Unicode list

Sat Mar 31 21:04:17 EDT 2007

Rehceb Rotkiv wrote:
> Hello,
>
> I have this little grep-like program:
>
> ++++++++++snip++++++++++
> #!/usr/bin/python
>
> import sys
> import re
>
> pattern = sys.argv[1]
> inputfile = file(sys.argv[2], 'r')
>
> for line in inputfile:
>     matches = re.findall(pattern, line)
>     if matches:
>         print matches
> ++++++++++snip++++++++++
>
> Like this, the program prints some characters as strange escape
> sequences, which is due to the input file being encoded in utf-8:

So the UTF-8 data gets printed to your terminal which isn't configured
for UTF-8, right?

> When I convert "re.findall..." to a string and wrap an "unicode()" around it,
> the matches get printed correctly.

How do you meaningfully convert it to a string? The matches variable
refers to a list, but you surely don't want to be dealing with the
list's string representation.

> Is it possible to make "matches" unicode without saving it as a single string first?
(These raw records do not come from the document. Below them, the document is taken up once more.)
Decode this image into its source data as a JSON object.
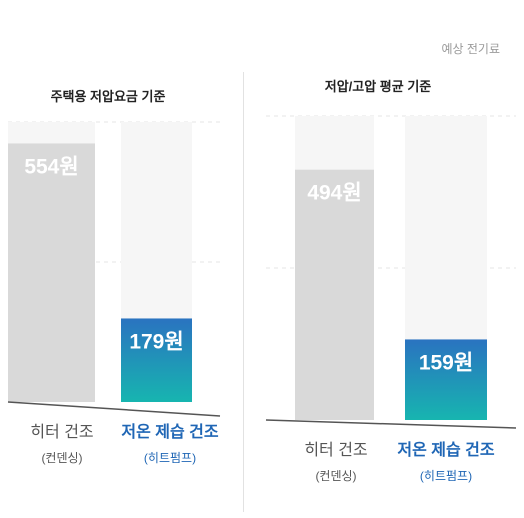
{
  "header_note": "예상 전기료",
  "chart_data": [
    {
      "type": "bar",
      "title": "주택용 저압요금 기준",
      "categories": [
        {
          "main": "히터 건조",
          "sub": "(컨덴싱)"
        },
        {
          "main": "저온 제습 건조",
          "sub": "(히트펌프)"
        }
      ],
      "values": [
        554,
        179
      ],
      "value_labels": [
        "554원",
        "179원"
      ],
      "ylim": [
        0,
        600
      ],
      "grid": true
    },
    {
      "type": "bar",
      "title": "저압/고압 평균 기준",
      "categories": [
        {
          "main": "히터 건조",
          "sub": "(컨덴싱)"
        },
        {
          "main": "저온 제습 건조",
          "sub": "(히트펌프)"
        }
      ],
      "values": [
        494,
        159
      ],
      "value_labels": [
        "494원",
        "159원"
      ],
      "ylim": [
        0,
        600
      ],
      "grid": true
    }
  ],
  "colors": {
    "heater_bar": "#d9d9d9",
    "heatpump_top": "#2a73c0",
    "heatpump_bottom": "#17b5b0",
    "track": "#f6f6f6",
    "heater_text": "#555555",
    "heatpump_text": "#1f66b5"
  }
}
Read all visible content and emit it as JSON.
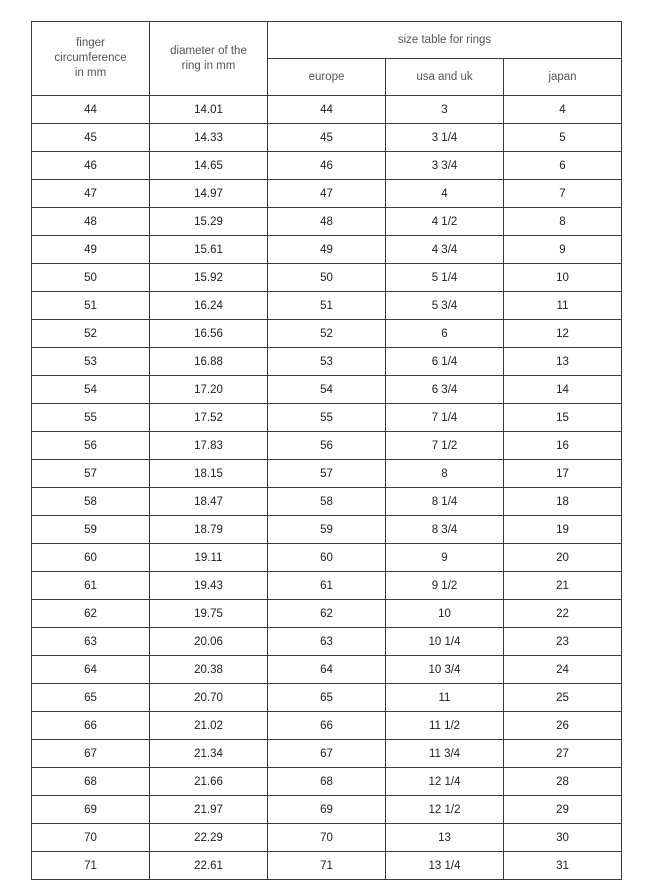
{
  "header": {
    "finger": "finger circumference in mm",
    "diameter": "diameter of the ring in mm",
    "group": "size table for rings",
    "europe": "europe",
    "usa_uk": "usa and uk",
    "japan": "japan"
  },
  "rows": [
    [
      "44",
      "14.01",
      "44",
      "3",
      "4"
    ],
    [
      "45",
      "14.33",
      "45",
      "3 1/4",
      "5"
    ],
    [
      "46",
      "14.65",
      "46",
      "3 3/4",
      "6"
    ],
    [
      "47",
      "14.97",
      "47",
      "4",
      "7"
    ],
    [
      "48",
      "15.29",
      "48",
      "4 1/2",
      "8"
    ],
    [
      "49",
      "15.61",
      "49",
      "4 3/4",
      "9"
    ],
    [
      "50",
      "15.92",
      "50",
      "5 1/4",
      "10"
    ],
    [
      "51",
      "16.24",
      "51",
      "5 3/4",
      "11"
    ],
    [
      "52",
      "16.56",
      "52",
      "6",
      "12"
    ],
    [
      "53",
      "16.88",
      "53",
      "6 1/4",
      "13"
    ],
    [
      "54",
      "17.20",
      "54",
      "6 3/4",
      "14"
    ],
    [
      "55",
      "17.52",
      "55",
      "7 1/4",
      "15"
    ],
    [
      "56",
      "17.83",
      "56",
      "7 1/2",
      "16"
    ],
    [
      "57",
      "18.15",
      "57",
      "8",
      "17"
    ],
    [
      "58",
      "18.47",
      "58",
      "8 1/4",
      "18"
    ],
    [
      "59",
      "18.79",
      "59",
      "8 3/4",
      "19"
    ],
    [
      "60",
      "19.11",
      "60",
      "9",
      "20"
    ],
    [
      "61",
      "19.43",
      "61",
      "9 1/2",
      "21"
    ],
    [
      "62",
      "19.75",
      "62",
      "10",
      "22"
    ],
    [
      "63",
      "20.06",
      "63",
      "10 1/4",
      "23"
    ],
    [
      "64",
      "20.38",
      "64",
      "10 3/4",
      "24"
    ],
    [
      "65",
      "20.70",
      "65",
      "11",
      "25"
    ],
    [
      "66",
      "21.02",
      "66",
      "11 1/2",
      "26"
    ],
    [
      "67",
      "21.34",
      "67",
      "11 3/4",
      "27"
    ],
    [
      "68",
      "21.66",
      "68",
      "12 1/4",
      "28"
    ],
    [
      "69",
      "21.97",
      "69",
      "12 1/2",
      "29"
    ],
    [
      "70",
      "22.29",
      "70",
      "13",
      "30"
    ],
    [
      "71",
      "22.61",
      "71",
      "13 1/4",
      "31"
    ]
  ]
}
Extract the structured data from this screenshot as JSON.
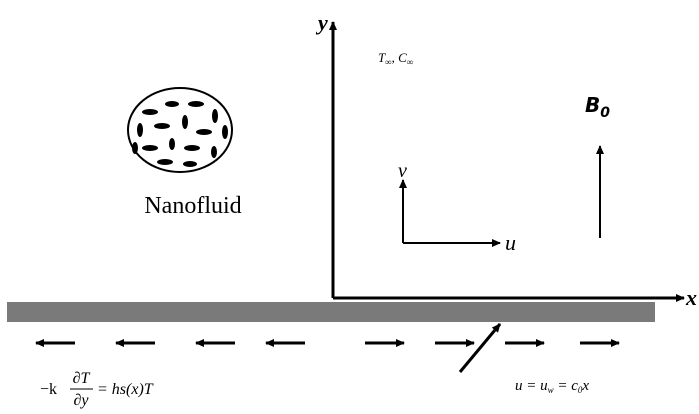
{
  "axes": {
    "y": "y",
    "x": "x"
  },
  "ambient": {
    "T": "T",
    "T_sub": "∞",
    "sep": ", ",
    "C": "C",
    "C_sub": "∞"
  },
  "field": {
    "B": "B",
    "B_sub": "0"
  },
  "nanofluid": "Nanofluid",
  "velocity": {
    "v": "v",
    "u": "u"
  },
  "thermal_bc": {
    "prefix": "−k",
    "numerator": "∂T",
    "denominator": "∂y",
    "suffix": "= hs(x)T"
  },
  "wall_bc": {
    "a": "u = u",
    "a_sub": "w",
    "b": " = c",
    "b_sub": "0",
    "c": "x"
  }
}
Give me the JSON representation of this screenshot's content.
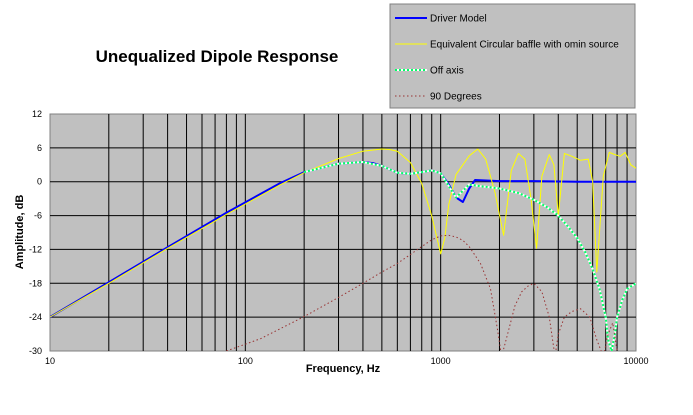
{
  "chart_data": {
    "type": "line",
    "title": "Unequalized Dipole Response",
    "xlabel": "Frequency, Hz",
    "ylabel": "Amplitude, dB",
    "x_scale": "log",
    "xlim": [
      10,
      10000
    ],
    "ylim": [
      -30,
      12
    ],
    "x_ticks": [
      "10",
      "100",
      "1000",
      "10000"
    ],
    "y_ticks": [
      "12",
      "6",
      "0",
      "-6",
      "-12",
      "-18",
      "-24",
      "-30"
    ],
    "grid": true,
    "legend_position": "top-right",
    "background": "#c0c0c0",
    "series": [
      {
        "name": "Driver Model",
        "color": "#0000ff",
        "style": "solid",
        "x": [
          10,
          20,
          40,
          80,
          150,
          200,
          300,
          400,
          450,
          500,
          600,
          700,
          800,
          900,
          1000,
          1100,
          1200,
          1300,
          1400,
          1500,
          2000,
          3000,
          5000,
          10000
        ],
        "y": [
          -24,
          -17.8,
          -11.6,
          -5.5,
          -0.3,
          1.7,
          3.2,
          3.5,
          3.3,
          2.8,
          1.6,
          1.4,
          1.7,
          2.0,
          1.5,
          -0.5,
          -2.8,
          -3.6,
          -1.2,
          0.3,
          0.1,
          0.1,
          0,
          0
        ]
      },
      {
        "name": "Equivalent Circular baffle with omin source",
        "color": "#ffff00",
        "style": "solid",
        "x": [
          10,
          20,
          40,
          80,
          150,
          200,
          300,
          400,
          500,
          550,
          600,
          700,
          800,
          900,
          1000,
          1050,
          1100,
          1200,
          1400,
          1550,
          1700,
          1900,
          2100,
          2300,
          2500,
          2700,
          2900,
          3100,
          3300,
          3600,
          3800,
          4000,
          4300,
          4700,
          5200,
          5700,
          6000,
          6300,
          6800,
          7300,
          7800,
          8300,
          8800,
          9400,
          10000
        ],
        "y": [
          -24,
          -18,
          -11.8,
          -5.8,
          -0.6,
          1.6,
          4.1,
          5.4,
          5.8,
          5.7,
          5.4,
          3.4,
          -0.3,
          -6.0,
          -12.8,
          -10.0,
          -4.0,
          1.3,
          4.6,
          5.8,
          4.0,
          -2.0,
          -9.5,
          2.0,
          5.0,
          4.0,
          -3.0,
          -11.8,
          1.0,
          4.8,
          3.0,
          -6.0,
          5.0,
          4.5,
          3.8,
          4.0,
          0.0,
          -16.0,
          1.0,
          5.2,
          4.8,
          4.5,
          5.2,
          3.0,
          2.4
        ]
      },
      {
        "name": "Off axis",
        "color": "#00ff66",
        "style": "dotted",
        "x": [
          200,
          300,
          400,
          500,
          600,
          700,
          800,
          900,
          1000,
          1200,
          1400,
          1600,
          1800,
          2000,
          2500,
          3000,
          3500,
          4000,
          4500,
          5000,
          5500,
          6000,
          6500,
          7000,
          7200,
          7500,
          7800,
          8000,
          8500,
          9000,
          10000
        ],
        "y": [
          1.7,
          3.2,
          3.5,
          2.8,
          1.6,
          1.4,
          1.7,
          2.0,
          1.5,
          -2.8,
          -0.5,
          -0.8,
          -1.0,
          -1.2,
          -2.0,
          -3.2,
          -4.5,
          -6.0,
          -8.0,
          -10.0,
          -12.5,
          -15.5,
          -19.0,
          -24.0,
          -28.0,
          -30.0,
          -27.0,
          -24.0,
          -21.0,
          -19.0,
          -18.0
        ]
      },
      {
        "name": "90 Degrees",
        "color": "#993333",
        "style": "dotted",
        "x": [
          80,
          120,
          200,
          300,
          400,
          500,
          600,
          700,
          800,
          900,
          1000,
          1100,
          1200,
          1300,
          1400,
          1600,
          1800,
          1950,
          2050,
          2200,
          2400,
          2600,
          2800,
          3000,
          3300,
          3600,
          3850,
          4000,
          4300,
          4700,
          5200,
          5800,
          6300,
          6800,
          7200,
          7600,
          8000
        ],
        "y": [
          -30,
          -27.8,
          -23.9,
          -20.5,
          -18,
          -16,
          -14.5,
          -12.9,
          -11.5,
          -10.3,
          -9.6,
          -9.5,
          -9.8,
          -10.4,
          -11.5,
          -14.5,
          -19.0,
          -26.0,
          -31.0,
          -27.0,
          -22.0,
          -19.5,
          -18.5,
          -18.0,
          -19.5,
          -24.0,
          -31.0,
          -27.0,
          -24.0,
          -23.0,
          -22.5,
          -24.0,
          -28.0,
          -31.0,
          -27.0,
          -25.0,
          -30.0
        ]
      }
    ]
  }
}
Why not convert your input into Unicode and then, for the benefit of
certain kinds of character classes, use re.findall in Unicode mode (by
specifying re.U as a flag)? Then, each match will be produced as a
Unicode object.

> The function "unicode()" seems only to work for strings. Or is there a general way of telling
> Python to abandon the ancient and evil land of iso-8859 for good and use utf-8 only?

The only refuge from ancient and evil lands is found by climbing the
mountain of Unicode: convert from encoded text as soon as you can,
work only with Unicode objects, produce encoded text only when
necessary.

Paul